A homossexualidade é outro tema tabu do futebol que Bellerín faz questão de abordar. “É impossível que alguém possa ser abertamente gay no futebol”, explicou ao “The Times”, ainda no tema dos insultos homofóbicos de que tem sido alvo.

Ativista nas horas vagas

Parece difícil de acreditar que um atleta profissional, um dos mais velozes do mundo, vive desde 2016 com uma dieta estritamente vegana. Mais do que uma opção saudável, o veganismo é, para Bellerín, uma questão moral e ambiental.

“Quando me tornei vegano, não havia muitos futebolistas que não comessem carne. Mas pus-me a ver coisas na Netflix sobre o tratamento dos animais e o dano que estamos a provocar ao planeta ao comer tanta carne, então decidi começar uma dieta à base de plantas”, confessou em 2019.

Depois de muito planear, percebeu que a dieta o ajudava na recuperação e a reduzir as inflamações naturais entre as partidas. Convencer os familiares cuja “dieta consiste em carne, presunto e paella”, é que foi mais difícil.

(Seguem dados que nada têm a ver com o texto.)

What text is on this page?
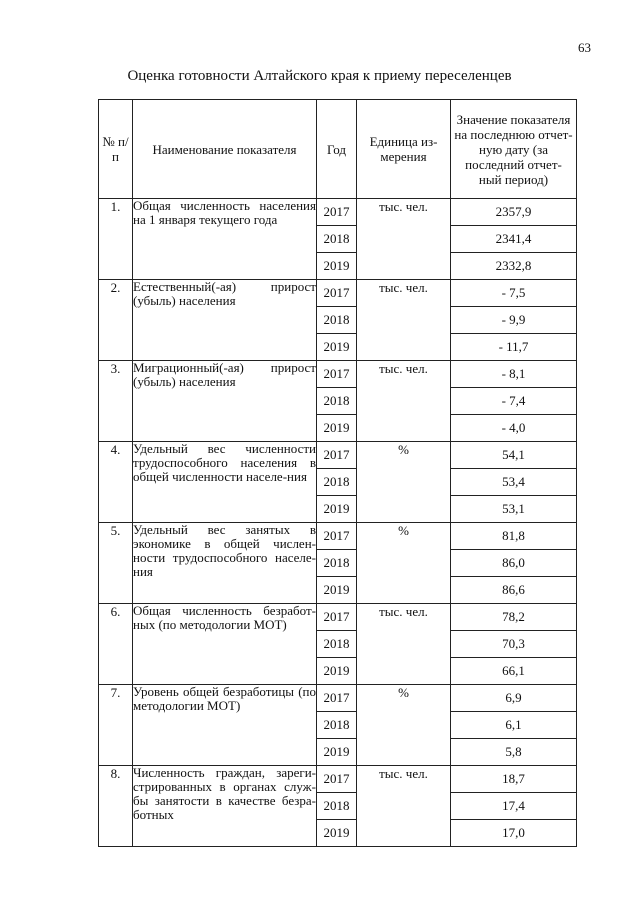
63
Оценка готовности Алтайского края к приему переселенцев
№ п/п	Наименование показателя	Год	Единица из-мерения	Значение показателя на последнюю отчет-ную дату (за последний отчет-ный период)
1.	Общая численность населения на 1 января текущего года	2017	тыс. чел.	2357,9
		2018		2341,4
		2019		2332,8
2.	Естественный(-ая) прирост (убыль) населения	2017	тыс. чел.	- 7,5
		2018		- 9,9
		2019		- 11,7
3.	Миграционный(-ая) прирост (убыль) населения	2017	тыс. чел.	- 8,1
		2018		- 7,4
		2019		- 4,0
4.	Удельный вес численности трудоспособного населения в общей численности населе-ния	2017	%	54,1
		2018		53,4
		2019		53,1
5.	Удельный вес занятых в экономике в общей числен-ности трудоспособного населе-ния	2017	%	81,8
		2018		86,0
		2019		86,6
6.	Общая численность безработ-ных (по методологии МОТ)	2017	тыс. чел.	78,2
		2018		70,3
		2019		66,1
7.	Уровень общей безработицы (по методологии МОТ)	2017	%	6,9
		2018		6,1
		2019		5,8
8.	Численность граждан, зареги-стрированных в органах служ-бы занятости в качестве безра-ботных	2017	тыс. чел.	18,7
		2018		17,4
		2019		17,0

“Quando disse à minha mãe que me tinha tornado vegano, perguntou-me como é que eu teria energia para jogar. E eu expliquei-lhe o que o médico me disse: ‘Héctor, já não via umas análises tão boas como estas há 15 anos’.”, explicou.

O ativismo não é interrompido entre refeições. Só em 2020, comprometeu-se a plantar três mil árvores por cada vitória do Arsenal na nova época, numa parceria com a organização de anti-desflorestação One Tree Planted. Mais recentemente, tornou-se no maior acionista de um pequeno clube inglês, os Forest Green Rovers, o primeiro clube 100 por cento vegano e, segundo a FIFA, o “mais verde do mundo”.

Entretanto, entre outfits extravagantes, penteados originais, remates à baliza e insultos das bancadas, Bellerín mantém-se firme naquilo que quer para o futuro que, não sabemos ainda, se irá trazer uma marca própria: “Estou a viver a minha vida como quero e não como as pessoas acham que eu a devo viver.”